We also believe that this re-domicile transaction would generally not create a taxable event for our U.S.-based shareholders. For our Canadian shareholders who elect to participate in the exchangeable shares, we expect that they will be able to elect to defer all or part of any Canadian capital gains tax that would otherwise arise on the exchange of the common shares. Additionally, certain Canadian shareholders may be able to benefit from recognizing Canadian capital losses on the exchange shares. However, we strongly encourage you to contact and discuss your personal tax situation with your tax advisors and to consult the information found in the preliminary proxy statement/prospectus on Form S-4 to be filed with the SEC by Zymeworks Delaware Inc.

I think it's worth highlighting here that the exchangeable share structure as outlined today and the overall mechanism for effecting the re-domicile to Delaware is a well-known and established administrative process that has been successfully used by other Canadian companies to re-domicile to U.S. jurisdictions. This structure helps minimize the overall tax exposure to our shareholders, and as we noted earlier, we're privileged to have received advice on this process by seasoned legal and tax advisors on both sides of the border. Furthermore, under the Business Corporations Act of British Columbia, the process we are proposing will require a special meeting of Zymeworks security holders to approve the share exchange and re-domicile to the U.S. This will require the approval of two-thirds of votes cast at a special meeting, as well as approval by the New York Stock Exchange and relevant Canadian courts of law.

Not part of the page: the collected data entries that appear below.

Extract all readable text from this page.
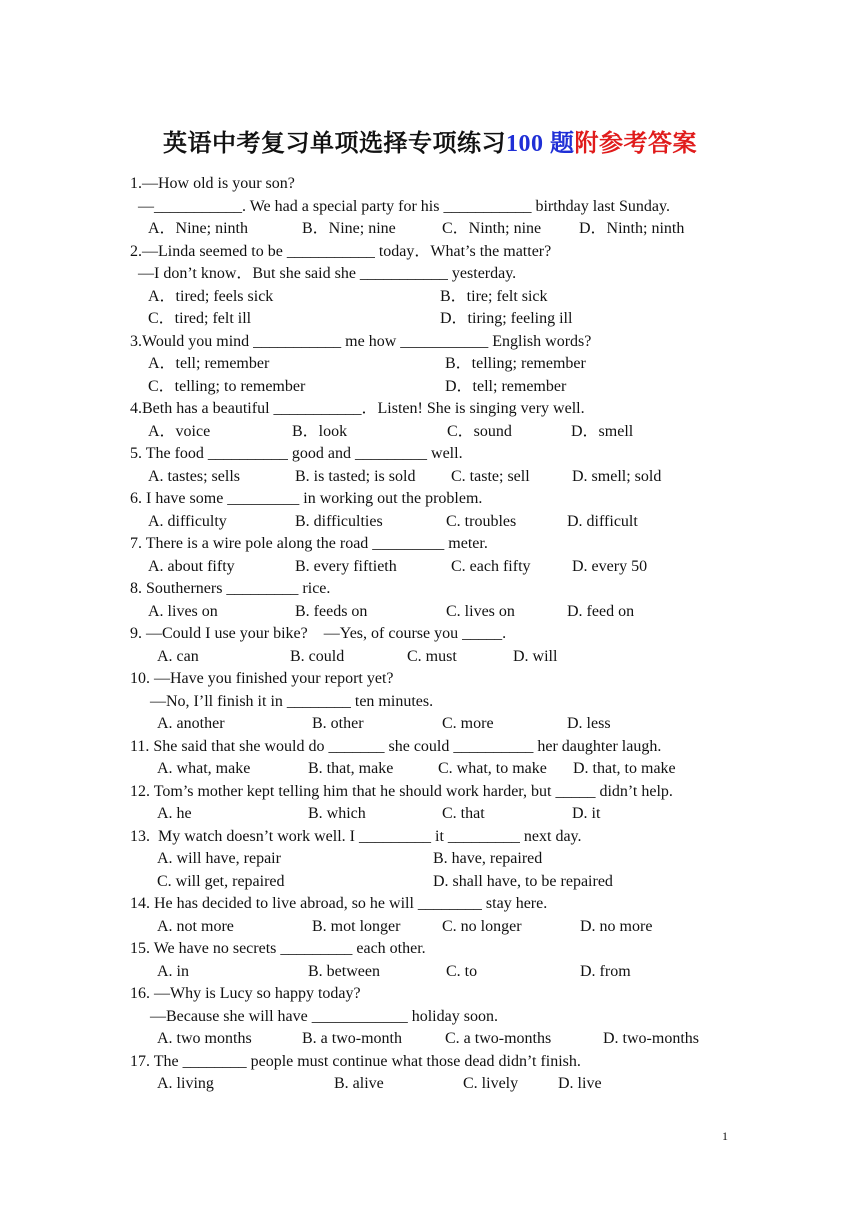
英语中考复习单项选择专项练习100 题附参考答案
1.—How old is your son?
—___________. We had a special party for his ___________ birthday last Sunday.

A．Nine; ninth

	B．Nine; nine

	C．Ninth; nine

D．Ninth; ninth

2.—Linda seemed to be ___________ today．What’s the matter?
—I don’t know．But she said she ___________ yesterday.

A．tired; feels sick

	B．tire; felt sick

C．tired; felt ill

	D．tiring; feeling ill

3.Would you mind ___________ me how ___________ English words?

A．tell; remember

	B．telling; remember

C．telling; to remember

	D．tell; remember

4.Beth has a beautiful ___________．Listen! She is singing very well.

A．voice

	B．look

	C．sound

	D．smell

5. The food __________ good and _________ well.

A. tastes; sells

	B. is tasted; is sold

C. taste; sell

	D. smell; sold

6. I have some _________ in working out the problem.

A. difficulty

	B. difficulties

	C. troubles

	D. difficult

7. There is a wire pole along the road _________ meter.

A. about fifty

	B. every fiftieth

	C. each fifty

	D. every 50

8. Southerners _________ rice.

A. lives on

	B. feeds on

	C. lives on

	D. feed on

9. —Could I use your bike?    —Yes, of course you _____.

A. can

	B. could

	C. must

	D. will

10. —Have you finished your report yet?
—No, I’ll finish it in ________ ten minutes.

A. another

	B. other

	C. more

	D. less

11. She said that she would do _______ she could __________ her daughter laugh.

A. what, make

	B. that, make

	C. what, to make

D. that, to make

12. Tom’s mother kept telling him that he should work harder, but _____ didn’t help.

A. he

	B. which

	C. that

	D. it

13.  My watch doesn’t work well. I _________ it _________ next day.

A. will have, repair

	B. have, repaired

C. will get, repaired

	D. shall have, to be repaired

14. He has decided to live abroad, so he will ________ stay here.

A. not more

	B. mot longer

	C. no longer

	D. no more

15. We have no secrets _________ each other.

A. in

	B. between

	C. to

	D. from

16. —Why is Lucy so happy today?
—Because she will have ____________ holiday soon.

A. two months

	B. a two-month

	C. a two-months

	D. two-months

17. The ________ people must continue what those dead didn’t finish.

A. living

	B. alive

	C. lively

D. live

1
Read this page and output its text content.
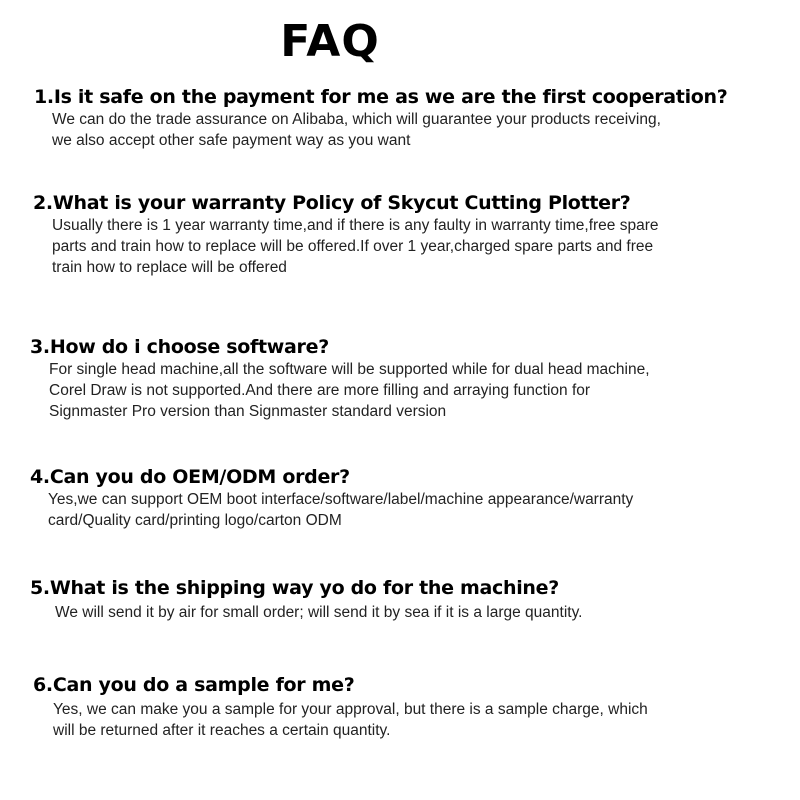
FAQ
1.Is it safe on the payment for me as we are the first cooperation?
We can do the trade assurance on Alibaba, which will guarantee your products receiving,
we also accept other safe payment way as you want
2.What is your warranty Policy of Skycut Cutting Plotter?
Usually there is 1 year warranty time,and if there is any faulty in warranty time,free spare
parts and train how to replace will be offered.If over 1 year,charged spare parts and free
train how to replace will be offered
3.How do i choose software?
For single head machine,all the software will be supported while for dual head machine,
Corel Draw is not supported.And there are more filling and arraying function for
Signmaster Pro version than Signmaster standard version
4.Can you do OEM/ODM order?
Yes,we can support OEM boot interface/software/label/machine appearance/warranty
card/Quality card/printing logo/carton ODM
5.What is the shipping way yo do for the machine?
We will send it by air for small order; will send it by sea if it is a large quantity.
6.Can you do a sample for me?
Yes, we can make you a sample for your approval, but there is a sample charge, which
will be returned after it reaches a certain quantity.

Upon receipt of an interim order from the Court, and upon the Form S-4 becoming effective, we will mail you a proxy statement/prospectus and call for a shareholder meeting. Exactly when this meeting will take place is uncertain at this time and will largely depend on the SEC's review process for the Form S-4. However, we hope that it will occur within the next few months and that we can count on your support for the transaction at that time. Completion of the re-domicile is expected to occur in the fourth quarter of 2022, pending an affirmative shareholder vote and relevant court and regulatory approvals.

Everything described today, while largely administrative in nature, is part of a process begun in January of this year to rebuild Zymeworks with the goal of resetting, focusing, and building a leading biopharmaceutical company around a renewed organization. Ultimately, everyone at Zymeworks is working towards creating sustainable long-term value for our shareholders and an exciting and expanding pipeline of product candidates with the potential to make significant difference for patients around the world with difficult to treat cancers. We have been making great progress towards these goals to date on our way to fully realizing our key strategic priorities. We have reduced our operating costs and improved our financial position through our capital raise and a continued focus on identifying efficiencies and reducing our expenses and operating costs. We have continued to aggressively pursue and make progress towards new partnerships and collaborations and other non-dilutive sources of financing.

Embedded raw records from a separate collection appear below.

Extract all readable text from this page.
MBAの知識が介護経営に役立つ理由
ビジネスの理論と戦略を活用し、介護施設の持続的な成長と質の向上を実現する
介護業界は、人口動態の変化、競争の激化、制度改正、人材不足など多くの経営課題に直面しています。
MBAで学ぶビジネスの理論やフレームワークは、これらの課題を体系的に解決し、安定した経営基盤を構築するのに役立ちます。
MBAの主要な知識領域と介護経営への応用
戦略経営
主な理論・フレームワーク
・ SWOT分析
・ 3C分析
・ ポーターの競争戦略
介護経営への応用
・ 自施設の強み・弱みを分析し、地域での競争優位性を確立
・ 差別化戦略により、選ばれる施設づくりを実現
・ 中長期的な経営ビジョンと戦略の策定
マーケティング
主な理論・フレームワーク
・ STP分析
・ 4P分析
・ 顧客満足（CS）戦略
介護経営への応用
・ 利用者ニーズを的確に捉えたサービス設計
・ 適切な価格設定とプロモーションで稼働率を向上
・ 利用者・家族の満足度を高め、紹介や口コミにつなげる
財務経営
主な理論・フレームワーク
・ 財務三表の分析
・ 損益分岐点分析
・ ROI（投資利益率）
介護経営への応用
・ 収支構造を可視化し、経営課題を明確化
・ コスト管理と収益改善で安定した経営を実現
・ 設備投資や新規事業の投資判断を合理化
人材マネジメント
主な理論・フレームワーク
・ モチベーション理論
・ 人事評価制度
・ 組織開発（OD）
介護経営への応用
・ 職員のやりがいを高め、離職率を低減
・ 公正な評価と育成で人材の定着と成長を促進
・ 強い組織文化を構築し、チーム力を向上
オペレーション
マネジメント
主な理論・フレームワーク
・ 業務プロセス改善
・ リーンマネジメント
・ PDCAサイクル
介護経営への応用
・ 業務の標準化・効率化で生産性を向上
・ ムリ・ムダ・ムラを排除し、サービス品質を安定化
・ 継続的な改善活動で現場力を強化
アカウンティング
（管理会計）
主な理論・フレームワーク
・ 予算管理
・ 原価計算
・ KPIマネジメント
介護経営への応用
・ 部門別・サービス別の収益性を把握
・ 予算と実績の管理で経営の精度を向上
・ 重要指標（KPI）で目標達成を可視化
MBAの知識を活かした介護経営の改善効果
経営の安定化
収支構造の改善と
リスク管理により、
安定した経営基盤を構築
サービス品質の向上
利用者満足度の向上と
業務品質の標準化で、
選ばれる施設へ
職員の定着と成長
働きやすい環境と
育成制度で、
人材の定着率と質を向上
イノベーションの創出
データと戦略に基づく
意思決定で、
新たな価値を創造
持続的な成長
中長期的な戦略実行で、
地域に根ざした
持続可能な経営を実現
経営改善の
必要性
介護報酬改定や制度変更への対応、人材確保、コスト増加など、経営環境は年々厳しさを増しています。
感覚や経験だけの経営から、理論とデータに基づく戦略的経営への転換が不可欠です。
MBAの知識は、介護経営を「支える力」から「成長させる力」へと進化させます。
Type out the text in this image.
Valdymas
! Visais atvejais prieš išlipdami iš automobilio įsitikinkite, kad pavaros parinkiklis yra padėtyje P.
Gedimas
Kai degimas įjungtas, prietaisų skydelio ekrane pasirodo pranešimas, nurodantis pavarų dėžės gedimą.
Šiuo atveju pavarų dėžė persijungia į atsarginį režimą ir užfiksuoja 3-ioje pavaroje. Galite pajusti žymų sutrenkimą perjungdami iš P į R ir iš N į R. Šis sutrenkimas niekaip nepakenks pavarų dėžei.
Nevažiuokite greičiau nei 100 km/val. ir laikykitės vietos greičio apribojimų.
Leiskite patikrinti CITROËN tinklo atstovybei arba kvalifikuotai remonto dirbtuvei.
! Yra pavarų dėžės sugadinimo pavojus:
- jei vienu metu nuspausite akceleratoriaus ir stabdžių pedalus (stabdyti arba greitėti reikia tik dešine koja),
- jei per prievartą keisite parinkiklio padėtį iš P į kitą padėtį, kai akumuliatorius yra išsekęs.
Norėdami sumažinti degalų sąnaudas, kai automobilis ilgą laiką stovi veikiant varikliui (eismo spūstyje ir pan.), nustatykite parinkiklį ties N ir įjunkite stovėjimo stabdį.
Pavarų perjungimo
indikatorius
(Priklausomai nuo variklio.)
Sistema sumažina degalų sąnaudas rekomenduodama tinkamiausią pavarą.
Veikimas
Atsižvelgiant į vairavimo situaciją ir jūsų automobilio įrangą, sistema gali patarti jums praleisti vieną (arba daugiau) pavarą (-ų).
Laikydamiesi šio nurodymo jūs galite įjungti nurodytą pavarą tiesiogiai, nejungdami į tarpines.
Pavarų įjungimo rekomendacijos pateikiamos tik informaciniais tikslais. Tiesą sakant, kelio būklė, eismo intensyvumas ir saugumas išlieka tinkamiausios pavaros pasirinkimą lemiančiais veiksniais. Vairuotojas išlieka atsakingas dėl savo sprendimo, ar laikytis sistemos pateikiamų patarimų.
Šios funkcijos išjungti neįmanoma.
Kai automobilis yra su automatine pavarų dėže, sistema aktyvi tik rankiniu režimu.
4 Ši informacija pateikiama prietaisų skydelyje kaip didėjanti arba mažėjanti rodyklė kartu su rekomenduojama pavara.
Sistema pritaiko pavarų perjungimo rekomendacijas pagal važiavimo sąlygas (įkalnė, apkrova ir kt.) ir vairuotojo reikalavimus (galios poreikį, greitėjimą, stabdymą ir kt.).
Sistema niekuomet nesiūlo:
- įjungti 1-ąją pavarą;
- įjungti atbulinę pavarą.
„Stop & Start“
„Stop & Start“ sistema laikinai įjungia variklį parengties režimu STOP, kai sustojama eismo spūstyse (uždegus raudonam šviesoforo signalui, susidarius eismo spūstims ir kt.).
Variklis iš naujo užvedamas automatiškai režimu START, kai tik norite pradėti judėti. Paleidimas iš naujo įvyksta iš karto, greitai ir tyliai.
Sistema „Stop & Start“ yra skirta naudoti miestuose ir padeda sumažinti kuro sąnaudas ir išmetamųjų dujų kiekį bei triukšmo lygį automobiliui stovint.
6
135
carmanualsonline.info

We have fully recruited our HERIZON-BTC-01 pivotal trial in second-line HER2-amplified biliary tract cancer ahead of target. We have presented promising data for zanidatamab in GEA and breast cancer at ASCO, with additional exciting data for zanidatamab, ZW49, and our early R&D programs to be presented later this year. We continue to work every day towards accomplishing the remainder of our key strategic priorities as we laid out earlier this year. We believe that all of these steps are pivotal to accomplishing our goals and believe that re-domiciling into Delaware, as proposed today, is a natural next step in the direction of building a better Zymeworks and enhancing long-term shareholder value. With that, I'd like to thank everyone who listened in on this call for their time, and importantly, everyone behind the scenes who has worked tirelessly to bring us to this point.

I look forward to providing subsequent updates in the future. Thank you.

Operator

This concludes today's conference call. Thank you for participating. You may now disconnect.